The mechanism of CSA induced neurotoxicity is poorly understood however a few experimental studies point towards interference in mitochondrial function and induction of neuronal apoptosis. Studies also suggest the neurotoxicity to be a result of direct neuronal synaptic hyperexcitability, or indirect damage to brain vasculopathy by the release of vasoconstrictors such as endothelin or thromboxane which cause vaso spasm. Additionally, studies suggest, lower plasma levels of cholesterol may contribute to higher toxicity rates, given the drug is highly lipoprotein bound. In situations where, blood levels of CSA are higher than the therapeutic range, neurotoxicity symptoms can be expected, however, studies suggest that the milder symptoms can occur at concentrations well within the therapeutic range as well [1, 8-10].

A case series by Anna Noè et al, presented the clinical picture of six patients who developed varied symptoms of neurotoxicity due to CSA such as seizures, signs of endocranial hypertension and MRI images implying reversible leukoencephalopathy. The drug levels were within the desired therapeutic range, indicating higher blood levels are not necessarily a risk factor for neurotoxicity.
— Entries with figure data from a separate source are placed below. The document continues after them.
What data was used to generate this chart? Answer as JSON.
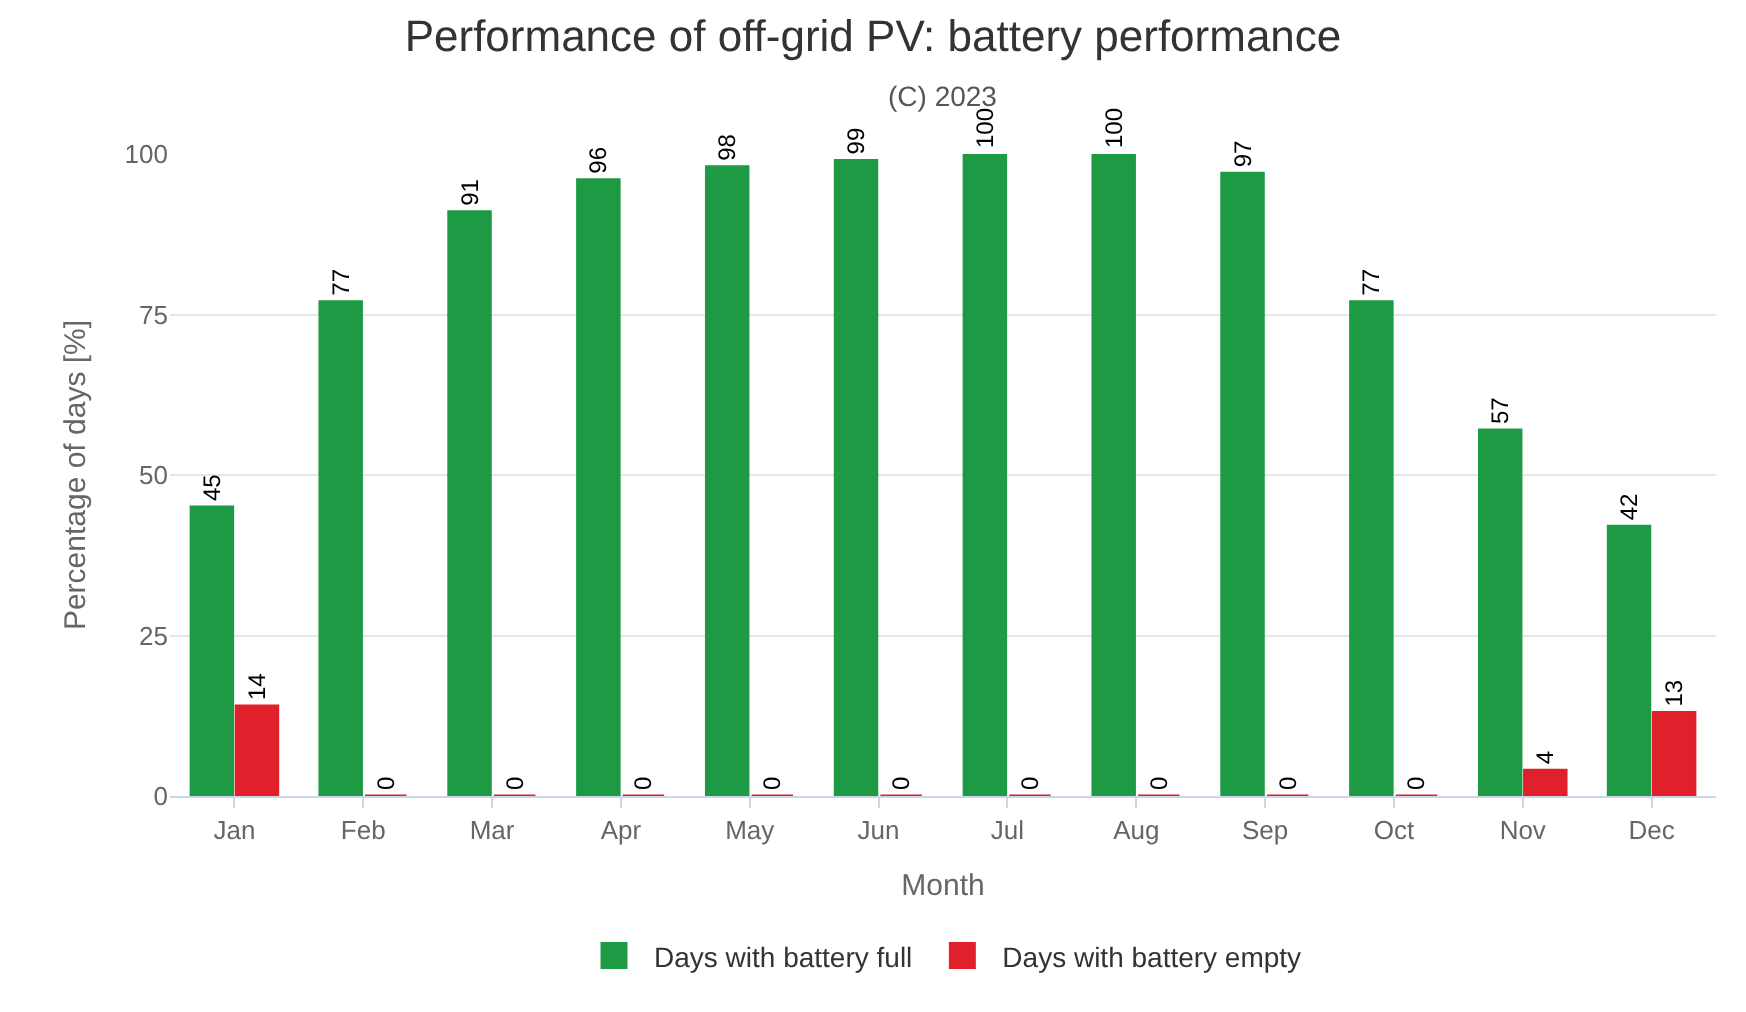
{
  "chart_data": {
    "type": "bar",
    "title": "Performance of off-grid PV: battery performance",
    "subtitle": "(C) 2023",
    "xlabel": "Month",
    "ylabel": "Percentage of days [%]",
    "categories": [
      "Jan",
      "Feb",
      "Mar",
      "Apr",
      "May",
      "Jun",
      "Jul",
      "Aug",
      "Sep",
      "Oct",
      "Nov",
      "Dec"
    ],
    "series": [
      {
        "name": "Days with battery full",
        "color": "#1e9a44",
        "values": [
          45,
          77,
          91,
          96,
          98,
          99,
          100,
          100,
          97,
          77,
          57,
          42
        ]
      },
      {
        "name": "Days with battery empty",
        "color": "#e0202a",
        "values": [
          14,
          0,
          0,
          0,
          0,
          0,
          0,
          0,
          0,
          0,
          4,
          13
        ]
      }
    ],
    "ylim": [
      0,
      100
    ],
    "yticks": [
      0,
      25,
      50,
      75,
      100
    ],
    "grid": "y",
    "legend": "bottom",
    "data_labels": true
  }
}
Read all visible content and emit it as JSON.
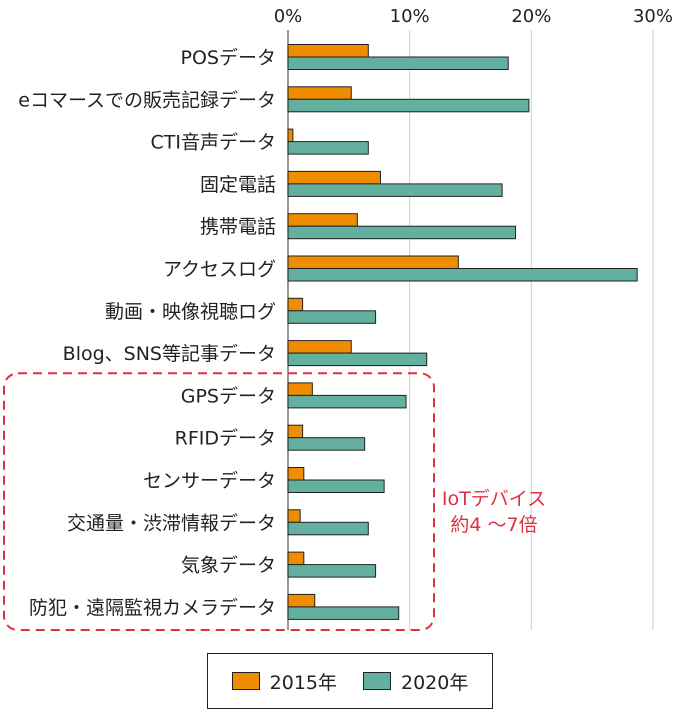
{
  "chart_data": {
    "type": "bar",
    "orientation": "horizontal",
    "categories": [
      "POSデータ",
      "eコマースでの販売記録データ",
      "CTI音声データ",
      "固定電話",
      "携帯電話",
      "アクセスログ",
      "動画・映像視聴ログ",
      "Blog、SNS等記事データ",
      "GPSデータ",
      "RFIDデータ",
      "センサーデータ",
      "交通量・渋滞情報データ",
      "気象データ",
      "防犯・遠隔監視カメラデータ"
    ],
    "series": [
      {
        "name": "2015年",
        "color": "#f08c00",
        "values": [
          6.6,
          5.2,
          0.4,
          7.6,
          5.7,
          14.0,
          1.2,
          5.2,
          2.0,
          1.2,
          1.3,
          1.0,
          1.3,
          2.2
        ]
      },
      {
        "name": "2020年",
        "color": "#63b0a0",
        "values": [
          18.1,
          19.8,
          6.6,
          17.6,
          18.7,
          28.7,
          7.2,
          11.4,
          9.7,
          6.3,
          7.9,
          6.6,
          7.2,
          9.1
        ]
      }
    ],
    "xlim": [
      0,
      30
    ],
    "xticks": [
      "0%",
      "10%",
      "20%",
      "30%"
    ],
    "xtick_values": [
      0,
      10,
      20,
      30
    ],
    "axis_position": "top",
    "grid": true,
    "legend_placement": "bottom-center",
    "annotation": {
      "lines": [
        "IoTデバイス",
        "約4 ～7倍"
      ],
      "color": "#e03040",
      "highlight_categories_from_index": 8
    }
  }
}
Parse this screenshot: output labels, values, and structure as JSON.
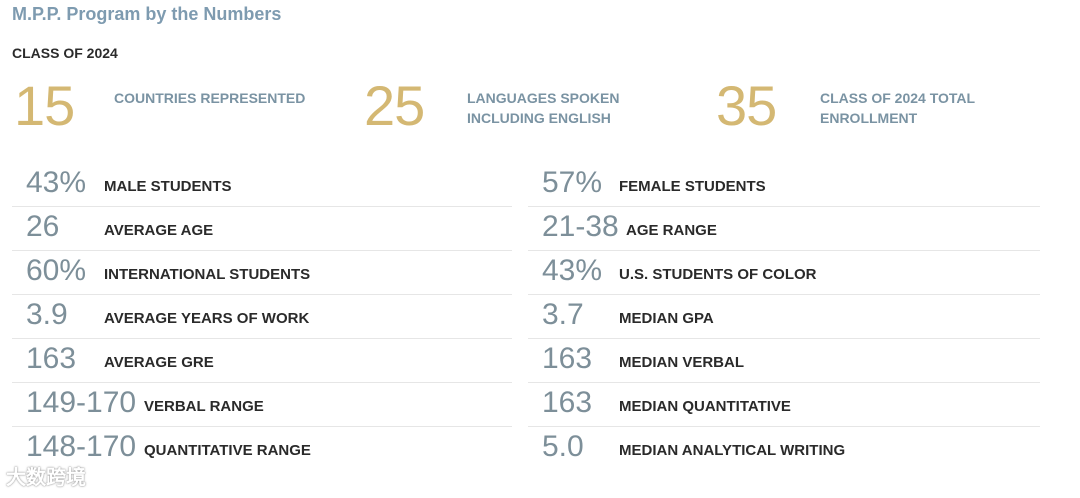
{
  "header": {
    "title": "M.P.P. Program by the Numbers",
    "class_label": "CLASS OF 2024"
  },
  "highlights": [
    {
      "value": "15",
      "label_line1": "COUNTRIES REPRESENTED",
      "label_line2": ""
    },
    {
      "value": "25",
      "label_line1": "LANGUAGES SPOKEN",
      "label_line2": "INCLUDING ENGLISH"
    },
    {
      "value": "35",
      "label_line1": "CLASS OF 2024 TOTAL",
      "label_line2": "ENROLLMENT"
    }
  ],
  "left_stats": [
    {
      "value": "43%",
      "label": "MALE STUDENTS"
    },
    {
      "value": "26",
      "label": "AVERAGE AGE"
    },
    {
      "value": "60%",
      "label": "INTERNATIONAL STUDENTS"
    },
    {
      "value": "3.9",
      "label": "AVERAGE YEARS OF WORK"
    },
    {
      "value": "163",
      "label": "AVERAGE GRE"
    },
    {
      "value": "149-170",
      "label": "VERBAL RANGE"
    },
    {
      "value": "148-170",
      "label": "QUANTITATIVE RANGE"
    }
  ],
  "right_stats": [
    {
      "value": "57%",
      "label": "FEMALE STUDENTS"
    },
    {
      "value": "21-38",
      "label": "AGE RANGE"
    },
    {
      "value": "43%",
      "label": "U.S. STUDENTS OF COLOR"
    },
    {
      "value": "3.7",
      "label": "MEDIAN GPA"
    },
    {
      "value": "163",
      "label": "MEDIAN VERBAL"
    },
    {
      "value": "163",
      "label": "MEDIAN QUANTITATIVE"
    },
    {
      "value": "5.0",
      "label": "MEDIAN ANALYTICAL WRITING"
    }
  ],
  "watermark": "大数跨境",
  "colors": {
    "title": "#7e9bb0",
    "highlight_number": "#d4b873",
    "highlight_label": "#7a93a3",
    "stat_value": "#7d8f99",
    "stat_label": "#2a2a2a"
  }
}
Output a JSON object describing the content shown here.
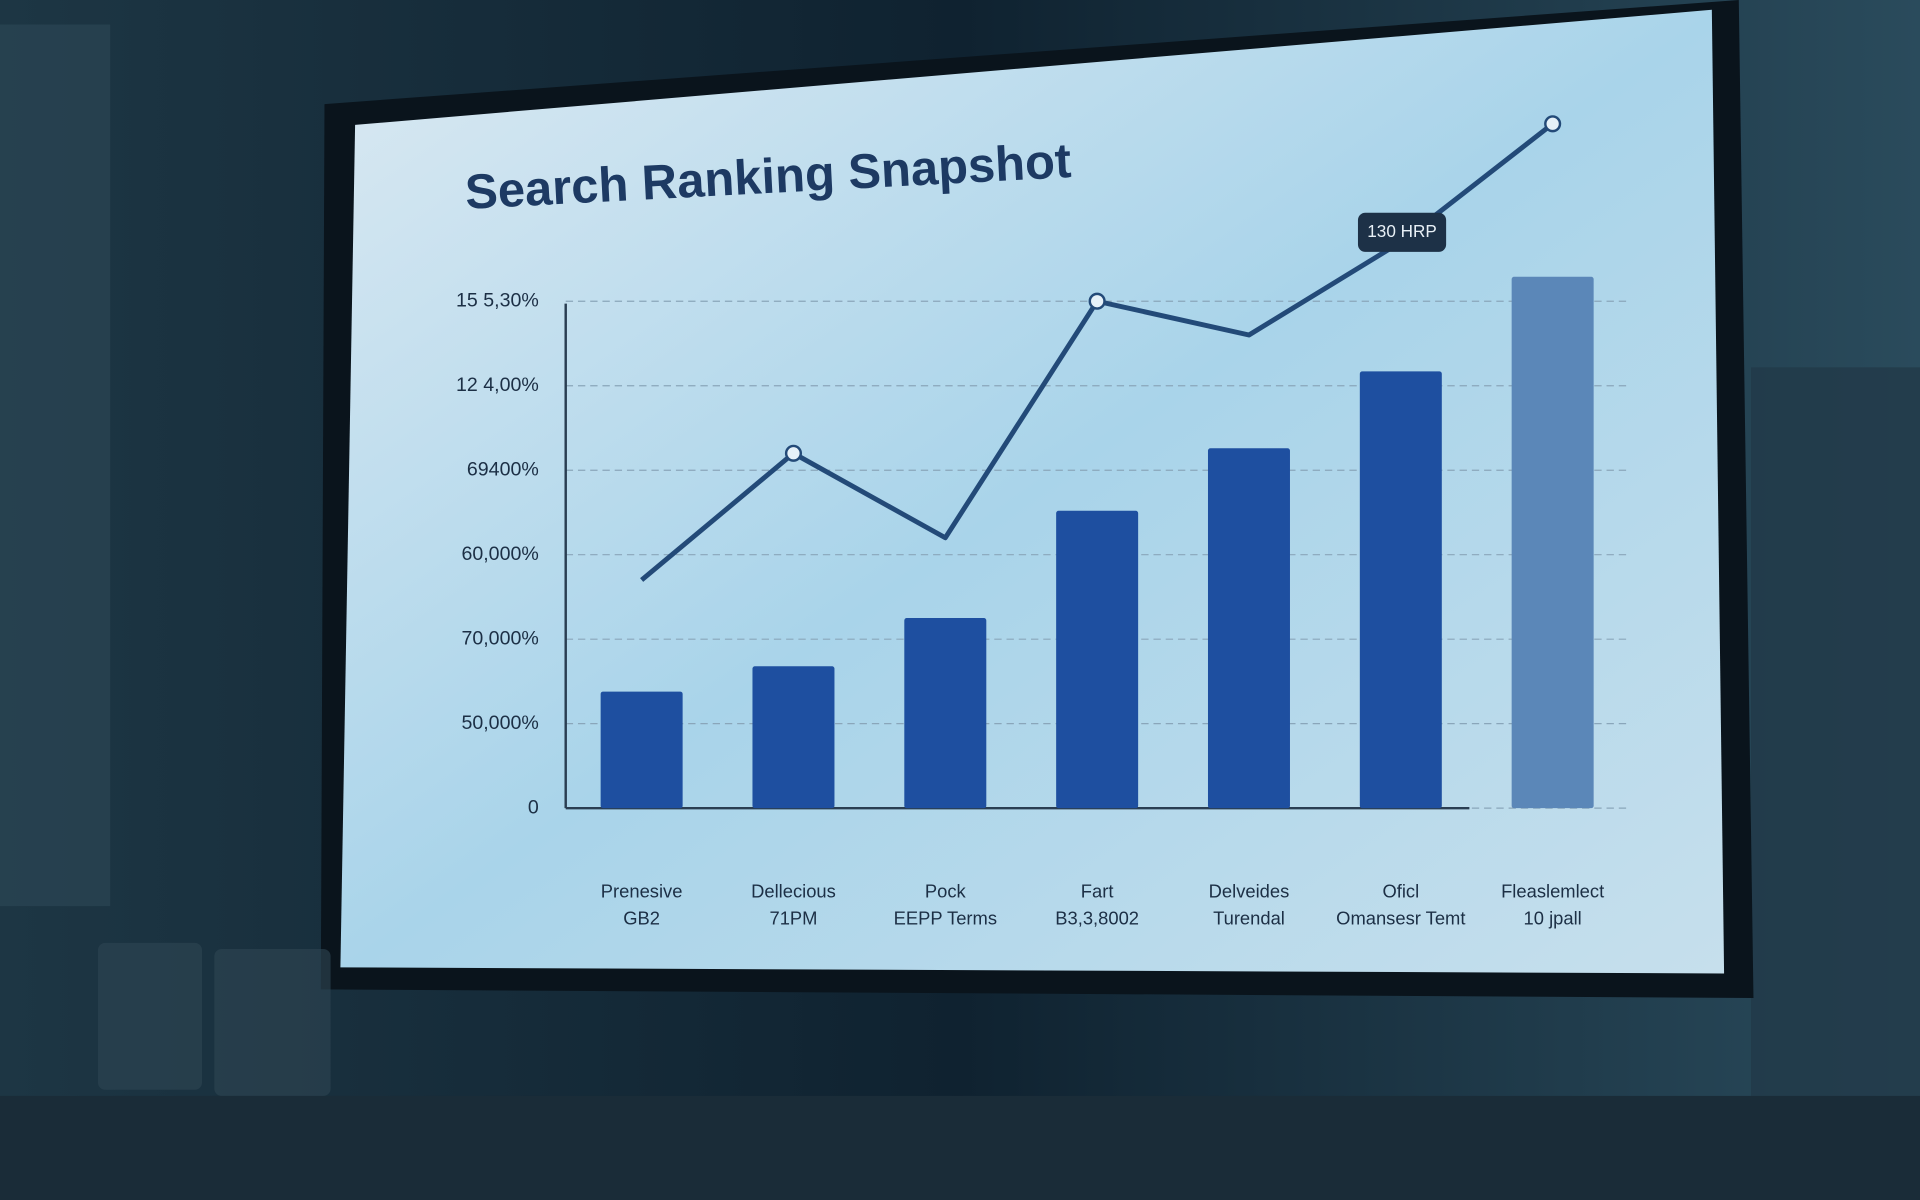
{
  "chart_data": {
    "type": "bar",
    "title": "Search Ranking Snapshot",
    "categories": [
      "Prenesive\nGB2",
      "Dellecious\n71PM",
      "Pock\nEEPP Terms",
      "Fart\nB3,3,8002",
      "Delveides\nTurendal",
      "Oficl\nOmansesr Temt",
      "Fleaslemlect\n10 jpall"
    ],
    "values": [
      1.38,
      1.68,
      2.25,
      3.52,
      4.26,
      5.17,
      6.29
    ],
    "colors": [
      "#1e4fa0",
      "#1e4fa0",
      "#1e4fa0",
      "#1e4fa0",
      "#1e4fa0",
      "#1e4fa0",
      "#5b87b8"
    ],
    "line_values": [
      2.7,
      4.2,
      3.2,
      6.0,
      5.6,
      6.7,
      8.1
    ],
    "line_color": "#234a78",
    "annotation": "130 HRP",
    "ylim": [
      0,
      8.5
    ],
    "yticks": [
      {
        "value": 0,
        "label": "0"
      },
      {
        "value": 1,
        "label": "50,000%"
      },
      {
        "value": 2,
        "label": "70,000%"
      },
      {
        "value": 3,
        "label": "60,000%"
      },
      {
        "value": 4,
        "label": "69400%"
      },
      {
        "value": 5,
        "label": "12 4,00%"
      },
      {
        "value": 6,
        "label": "15 5,30%"
      }
    ],
    "grid": true
  }
}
Interestingly, the occurrence of evident neurotoxicity in these patients was preceded by symptoms of arterial hypertension, headache, visual disturbances and vomiting. These patients were then prescribed Tacrolimus following which the patients remained symptom-free at median survival of 882 days [11]. Our patient experienced a similar pattern, where she presented with visual disturbance and gait imbalance, before the MRI investigation. Three days following the withdrawal of CSA, the patient symptoms improved.

While Mesial Temporal sclerosis, a highly epileptogenic lesion marked by changes in hippocampus, and amygdala, can be considered as a manifestation of neurotoxicity, reports of CSA induced MTS are scarce. A case serious published by M Faraci et al, elucidated similar findings as our patient in pediatric patients post BMT. Three out of four of the patients developed seizures induced by toxic levels of CSA. The symptoms recurred even on rechallenging the drug making it certain the neurotoxicity was caused by CSA. The authors theorized that factors such as neurotoxic therapy in first line and conditioning regimens along with history of febrile seizures and other CNS injuries may have induced irreversible vascular damage causing hippocampal shrinkage and subsequent MTS. [10]. Some recent studies done, have shed light on the possible risk factors for CSA induced neurotoxicity. A retrospective observational study done by Alberto Lue et al, among patients who underwent liver transplant elucidated the risk factors of CSA induced neurotoxicity. Although, the transplant setting is different from our patient, some non-specific risk factors such as previous history of encephalopathy, and pre-transplant Sodium levels can be recognized. A retrospective case series study by Yong Wang et al, among children who underwent haploidentical stem cell transplant, reported hypertension to be higher among the group with CSA induced neurotoxicity than the non-neurotoxicity group. Transient headache was another common prodrome among these patients [12, 13].

CSA induced mesial temporal sclerosis although rare, needs to be studied elaborately to understand its occurrence and implications. Contrary to previous reports we observed that MTS is not always preceded by elevated plasma CSA levels or seizure episodes. Therefore, it is advisable to monitor symptoms of neurotoxicity among patients receiving CSA.

CSA induced Mesial Temporal Sclerosis is inadequately reported and therefore briefly understood. The availability of case reports with similar clinical picture encourages further study to understand the risk factors and consequent management of the toxicity. Studies have indirectly pointed towards certain predictors such as changes in blood pressure and occurrence of headaches; however, dedicated studies will help us understand the event in more detail.